True is False and False is True

Hello,

I have a very simple tag:

@register.simple_tag(takes_context=True)
def is_homepage(context):
    request = context['request']
    return request.path == '/' or request.path == ''

This is not working: (the code inside if block is not showing when I’m browsing http://127.0.0.1:8000):

{% if is_homepage %}
...            
{% endif %}

This is working:

{% if not is_homepage %}
...
{% endif %}

This is driving me crazy! Someone please explain what is going on!

Did you load your registered tag in your template?

Something like that:

{% load is_homepage %}

{% is_homepage as on_homepage %}

{% if on_homepage %}
...
{% endif %}

Ok, I see it now - {% if ... %} is the tag. The parameter to the if tag is expected to be either a literal string or a context variable, not another tag.

That’s why it’s not working, and why you need to use as as described in the previous comment.
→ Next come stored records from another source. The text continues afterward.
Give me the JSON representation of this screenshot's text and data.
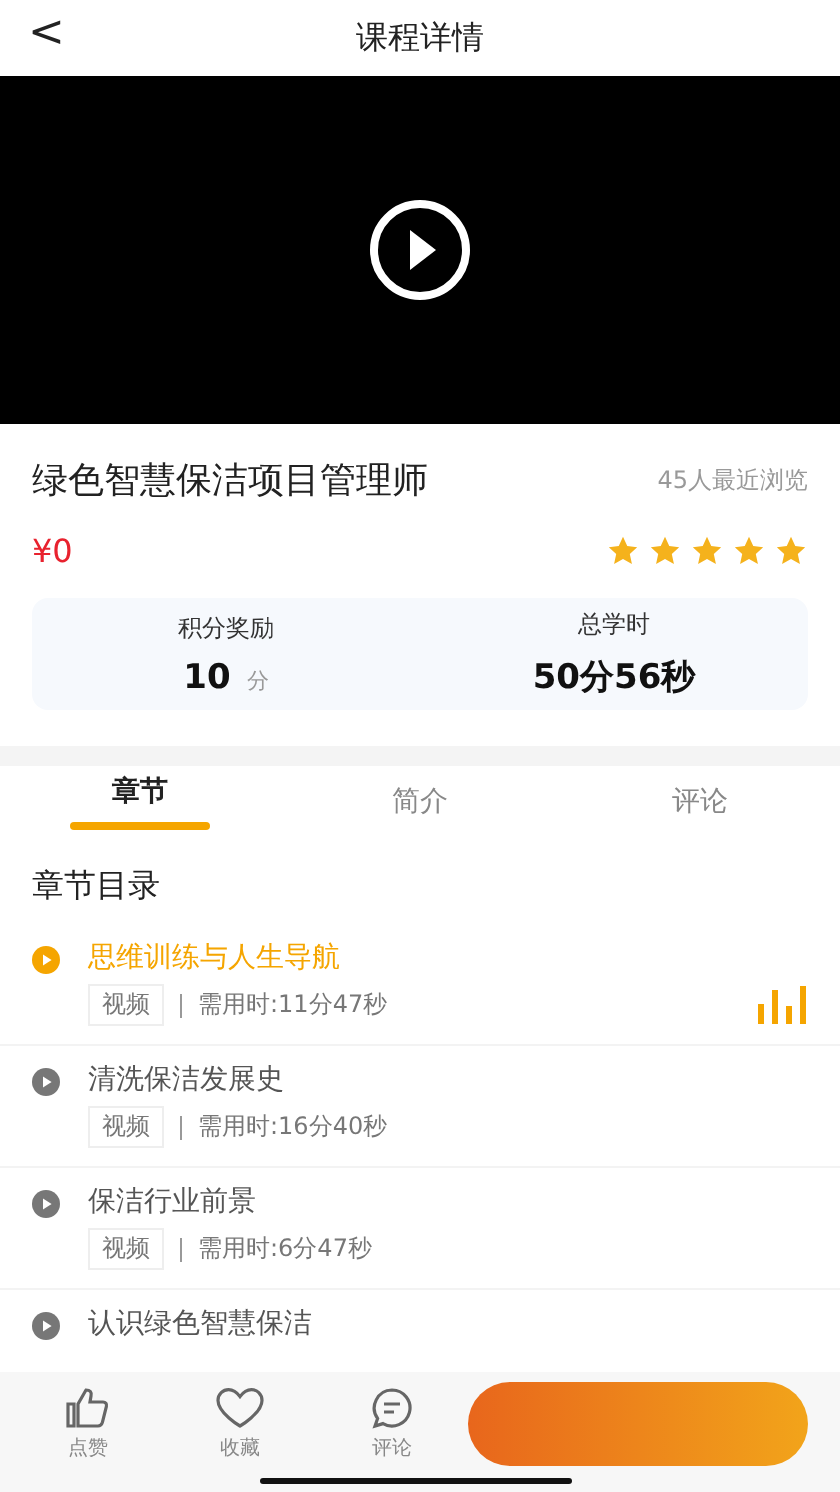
{
  "header": {
    "back": "<",
    "title": "课程详情"
  },
  "course": {
    "title": "绿色智慧保洁项目管理师",
    "views": "45人最近浏览",
    "price": "¥0",
    "stars": 5,
    "stats": [
      {
        "label": "积分奖励",
        "value": "10",
        "unit": "分"
      },
      {
        "label": "总学时",
        "value": "50分56秒"
      }
    ]
  },
  "tabs": [
    {
      "label": "章节",
      "selected": true
    },
    {
      "label": "简介",
      "selected": false
    },
    {
      "label": "评论",
      "selected": false
    }
  ],
  "section_title": "章节目录",
  "chapters": [
    {
      "title": "思维训练与人生导航",
      "tag": "视频",
      "duration": "需用时:11分47秒",
      "selected": true
    },
    {
      "title": "清洗保洁发展史",
      "tag": "视频",
      "duration": "需用时:16分40秒",
      "selected": false
    },
    {
      "title": "保洁行业前景",
      "tag": "视频",
      "duration": "需用时:6分47秒",
      "selected": false
    },
    {
      "title": "认识绿色智慧保洁",
      "selected": false
    }
  ],
  "bottom_bar": [
    {
      "kind": "like",
      "label": "点赞"
    },
    {
      "kind": "favorite",
      "label": "收藏"
    },
    {
      "kind": "comment",
      "label": "评论"
    }
  ]
}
Install django-fastdev. If you have that installed you will get a nice crash page telling you that you accessed a variable that does not exist.

For the actual solution: What you want here is a context processor. Not a template tag.
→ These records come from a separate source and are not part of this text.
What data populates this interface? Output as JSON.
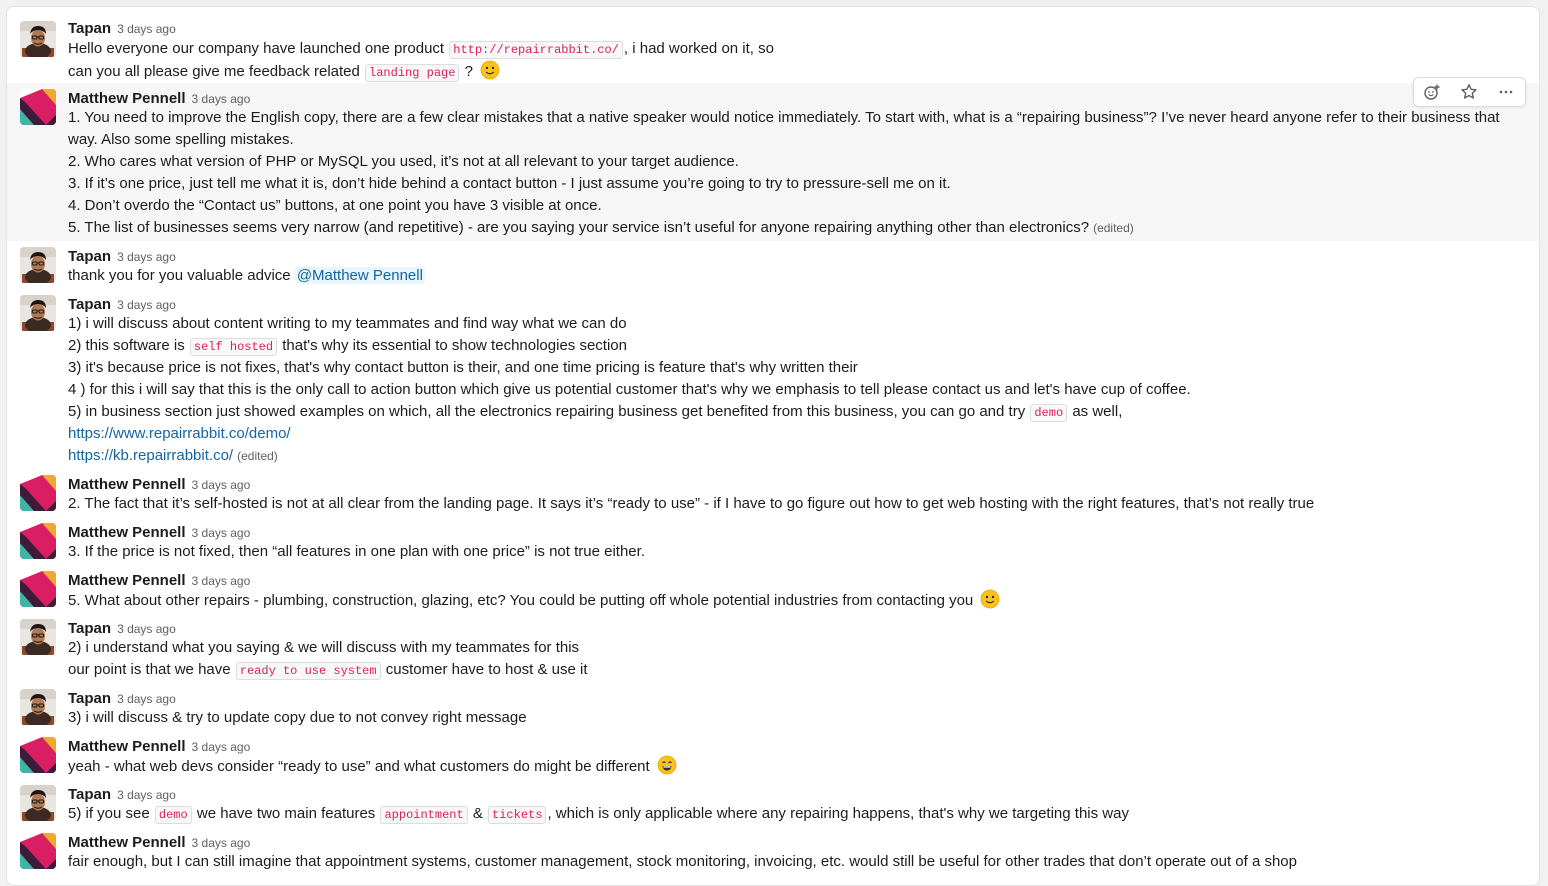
{
  "messages": [
    {
      "author": "Tapan",
      "time": "3 days ago",
      "lines": [
        {
          "t1": "Hello everyone our company have launched one product ",
          "code": "http://repairrabbit.co/",
          "t2": ", i had worked on it, so"
        },
        {
          "t1": "can you all please give me feedback related ",
          "code": "landing page",
          "t2": " ?"
        }
      ]
    },
    {
      "author": "Matthew Pennell",
      "time": "3 days ago",
      "lines": [
        "1. You need to improve the English copy, there are a few clear mistakes that a native speaker would notice immediately. To start with, what is a “repairing business”? I’ve never heard anyone refer to their business that",
        "way. Also some spelling mistakes.",
        "2. Who cares what version of PHP or MySQL you used, it’s not at all relevant to your target audience.",
        "3. If it’s one price, just tell me what it is, don’t hide behind a contact button - I just assume you’re going to try to pressure-sell me on it.",
        "4. Don’t overdo the “Contact us” buttons, at one point you have 3 visible at once.",
        "5. The list of businesses seems very narrow (and repetitive) - are you saying your service isn’t useful for anyone repairing anything other than electronics?"
      ],
      "edited": "(edited)"
    },
    {
      "author": "Tapan",
      "time": "3 days ago",
      "text": "thank you for you valuable advice ",
      "mention": "@Matthew Pennell"
    },
    {
      "author": "Tapan",
      "time": "3 days ago",
      "lines": [
        "1) i will discuss about content writing to my teammates and find way what we can do",
        {
          "t1": "2) this software is ",
          "code": "self hosted",
          "t2": " that's why its essential to show technologies section"
        },
        "3) it's because price is not fixes, that's why contact button is their, and one time pricing is feature that's why written their",
        "4 ) for this i will say that this is the only call to action button which give us potential customer that's why we emphasis to tell please contact us and let's have cup of coffee.",
        {
          "t1": "5) in business section just showed examples on which, all the electronics repairing business get benefited from this business, you can go and try ",
          "code": "demo",
          "t2": " as well,"
        }
      ],
      "links": [
        "https://www.repairrabbit.co/demo/",
        "https://kb.repairrabbit.co/"
      ],
      "edited": "(edited)"
    },
    {
      "author": "Matthew Pennell",
      "time": "3 days ago",
      "text": "2. The fact that it’s self-hosted is not at all clear from the landing page. It says it’s “ready to use” - if I have to go figure out how to get web hosting with the right features, that’s not really true"
    },
    {
      "author": "Matthew Pennell",
      "time": "3 days ago",
      "text": "3. If the price is not fixed, then “all features in one plan with one price” is not true either."
    },
    {
      "author": "Matthew Pennell",
      "time": "3 days ago",
      "text": "5. What about other repairs - plumbing, construction, glazing, etc? You could be putting off whole potential industries from contacting you"
    },
    {
      "author": "Tapan",
      "time": "3 days ago",
      "lines": [
        "2) i understand what you saying & we will discuss with my teammates for this",
        {
          "t1": "our point is that we have ",
          "code": "ready to use system",
          "t2": " customer have to host & use it"
        }
      ]
    },
    {
      "author": "Tapan",
      "time": "3 days ago",
      "text": "3) i will discuss & try to update copy due to not convey right message"
    },
    {
      "author": "Matthew Pennell",
      "time": "3 days ago",
      "text": "yeah - what web devs consider “ready to use” and what customers do might be different"
    },
    {
      "author": "Tapan",
      "time": "3 days ago",
      "t1": "5) if you see ",
      "code1": "demo",
      "t2": " we have two main features ",
      "code2": "appointment",
      "t3": " & ",
      "code3": "tickets",
      "t4": ", which is only applicable where any repairing happens, that's why we targeting this way"
    },
    {
      "author": "Matthew Pennell",
      "time": "3 days ago",
      "text": "fair enough, but I can still imagine that appointment systems, customer management, stock monitoring, invoicing, etc. would still be useful for other trades that don’t operate out of a shop"
    }
  ],
  "actions": {
    "add_reaction_icon": "add-reaction-icon",
    "star_icon": "star-icon",
    "more_icon": "more-actions-icon"
  },
  "colors": {
    "code_text": "#e01e5a",
    "link": "#1264a3",
    "hover_bg": "#f6f6f6"
  }
}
Thanks. Ken’s answer was correct and it works now. The variable does exist and context processor is an entirely different thing.

I know it’s a different thing. It’s also the appropriate thing in this situation. Your code currently has two lines (the load and the as call to the tag) that are wholly redundant and honestly wrong. This is not what tags are for. (Also, give credit where credit is due, it was aneftas solution, not Kens).

The appropriate solution is just {% if request.path == ‘/’ %} and it will work without tag or processor but one of the use cases of tags is conditional rendering of the template like what {% if %} is doing. I just wanted my own condition here and it works as I expected.

And Ken explained why as is needed.

True. Just checking the path directly is probably sufficient in this case.

but one of the use cases of tags is conditional rendering of the template

Well… yea, if you create a new tag like {% if_homepage %}, but you created a tag that returns a bool. That doesn’t make much sense and is a misuse of tags.

{% if forloop.first %} returns a boolean.

No. It does not. forloop.first is a boolean, but {% if %} renders it’s content if the expression is truthy. The distinction is quite important. If {% if forloo.first %} returned a boolean, then:

{% for x in y %}
{% if forloop.first %}
{% endfor %}

would print True once. It does not. It’s in fact a syntax error and will not parse.